Aslında tüm saydığım sebepler farklı oranlarda var bu oyunun dağıtılan senaryolarında… Belki de asıl sebep, devletleşememiş bir toplulukta yetişmiş, devlet terbiyesinden uzak yöneticilerin, günü birlik politikaları ile almış oldukları cahilane kararlardır. Ya da belirttiğim yöneticilerin iplerini elinde bulunduran kişilerce dayatılan kararların betimlendiği bir tutum olsa gerek…
Devletleşememişlerdir çünkü Uluslararası teamüller yok sayılarak kabile topluluğu edasıyla hareket edilmiş, Uluslararası alanda kendilerini kaybeden tutumlarıyla inandırıcılıklarını yitirmişler, kaybetmişlerdir.
Devlet terbiyesinden uzaktırlar çünkü; dost ve müttefik bir ülkenin “Bakanı” usulsüz bir şekilde durdurulmuş, terörist muamelesi görmüş ve bütün dünya kamuoyu bu barbarlığa şahit olmuştur.

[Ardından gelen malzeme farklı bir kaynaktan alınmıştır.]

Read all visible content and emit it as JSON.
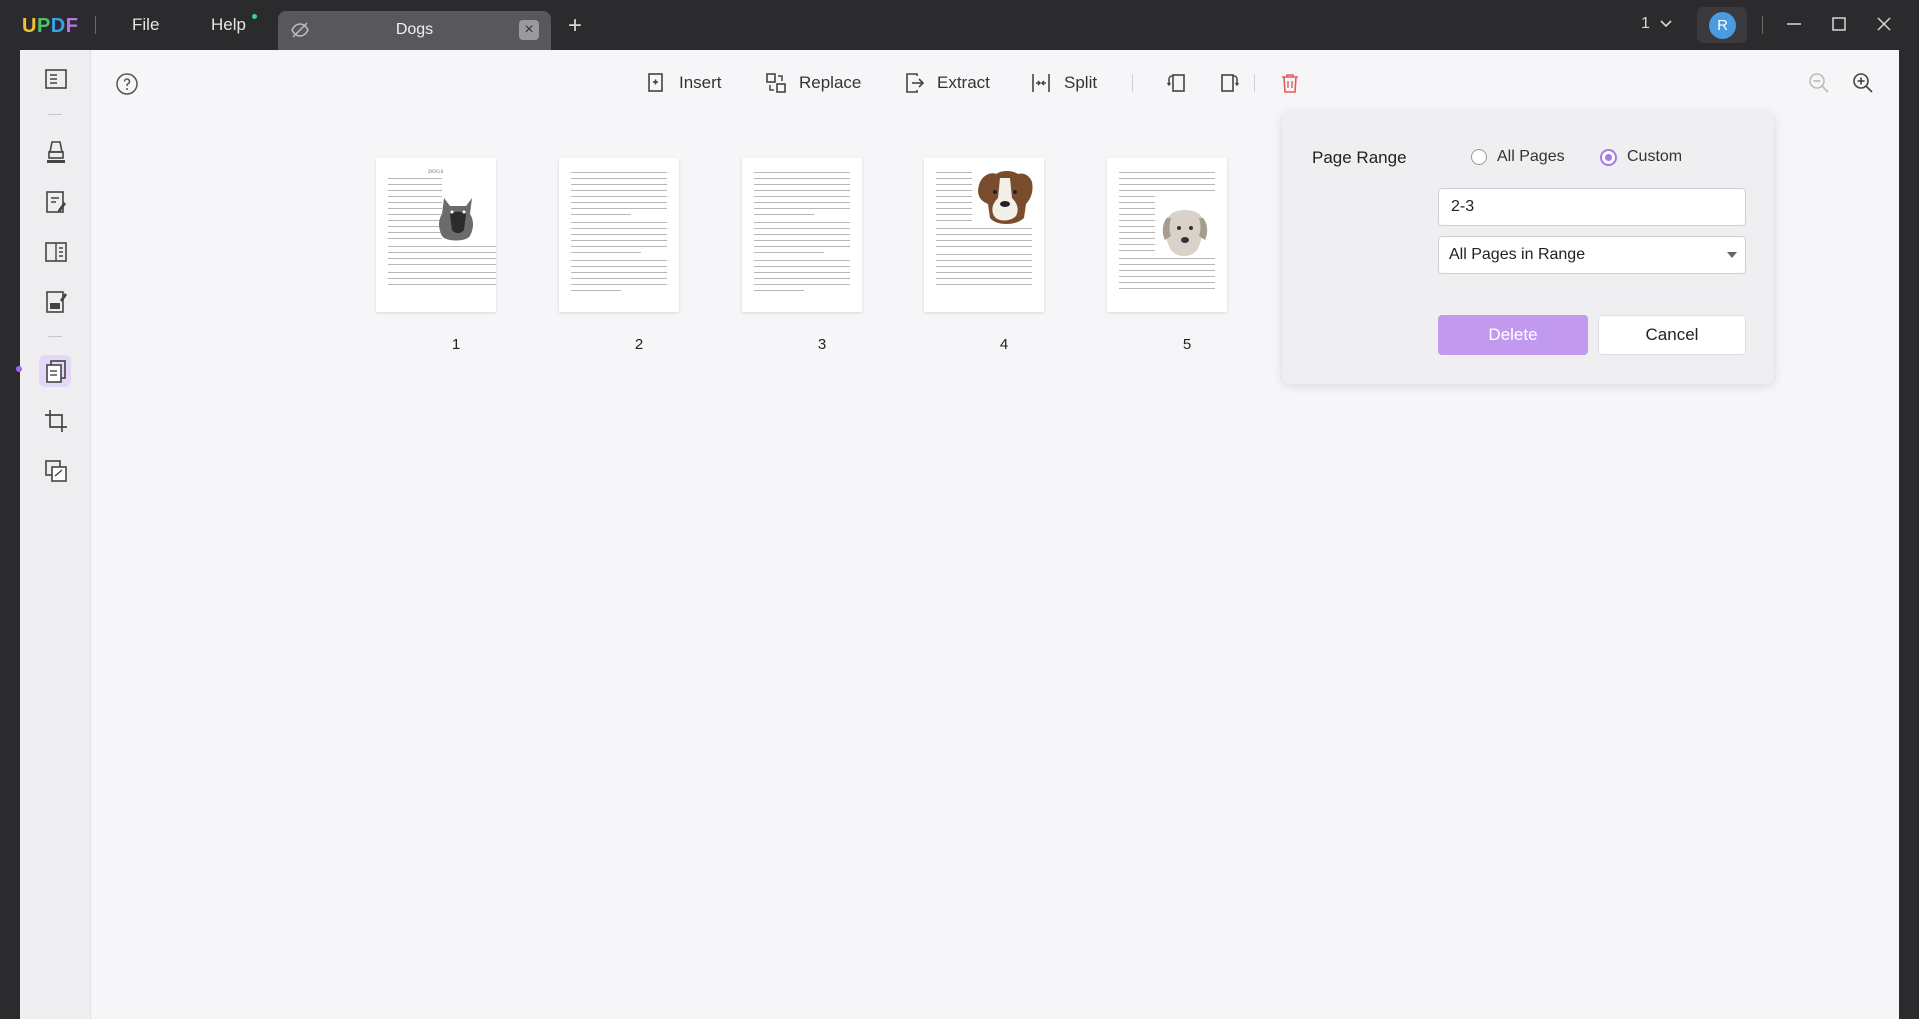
{
  "titlebar": {
    "logo_letters": [
      "U",
      "P",
      "D",
      "F"
    ],
    "menu_file": "File",
    "menu_help": "Help",
    "tab_title": "Dogs",
    "tab_close": "×",
    "new_tab": "+",
    "page_count": "1",
    "avatar_letter": "R",
    "accent": "#4a9be0"
  },
  "toolbar": {
    "insert": "Insert",
    "replace": "Replace",
    "extract": "Extract",
    "split": "Split"
  },
  "pages": [
    {
      "number": "1",
      "has_image": true,
      "title": "DOGS"
    },
    {
      "number": "2",
      "has_image": false
    },
    {
      "number": "3",
      "has_image": false
    },
    {
      "number": "4",
      "has_image": true
    },
    {
      "number": "5",
      "has_image": true
    }
  ],
  "delete_panel": {
    "title": "Page Range",
    "opt_all": "All Pages",
    "opt_custom": "Custom",
    "selected": "Custom",
    "range_value": "2-3",
    "subset_value": "All Pages in Range",
    "delete_label": "Delete",
    "cancel_label": "Cancel",
    "accent": "#a27be8"
  }
}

Görülen odur ki alınan bu fütursuz kararlar ile devlet menfaatleri düşünülmemiş, koltuğunu koruma amacını güden, aklıselim hiçbir insan tarafından kabul edilemeyecek kişisel çıkarlar amaçlanarak, bu çirkin senaryo hayata geçirilmiştir.

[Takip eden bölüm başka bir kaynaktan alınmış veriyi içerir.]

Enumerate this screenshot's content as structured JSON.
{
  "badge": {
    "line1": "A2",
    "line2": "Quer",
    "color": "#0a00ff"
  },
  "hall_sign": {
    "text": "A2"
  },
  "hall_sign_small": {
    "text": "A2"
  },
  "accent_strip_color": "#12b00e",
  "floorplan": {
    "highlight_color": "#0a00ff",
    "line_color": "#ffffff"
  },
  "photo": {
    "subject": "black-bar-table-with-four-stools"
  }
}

Avrupa’da 4,6 milyon türkün yaşadığı ve bu sayının yaklaşık 400 bininin Hollanda’da, 3,5 milyona yakınının ise Almanya’da yaşıyor olduğu gerçeği göz önünde bulundurulursa, yapılan bu cahilane tutumun, safları sıklaştırıp bini bir etmekten, uyuyan zihinleri birliğin heyecanıyla uyandırıp vuslata hasret nakşetmekten ileri gidemeyeceğini hep birlikte göreceğiz.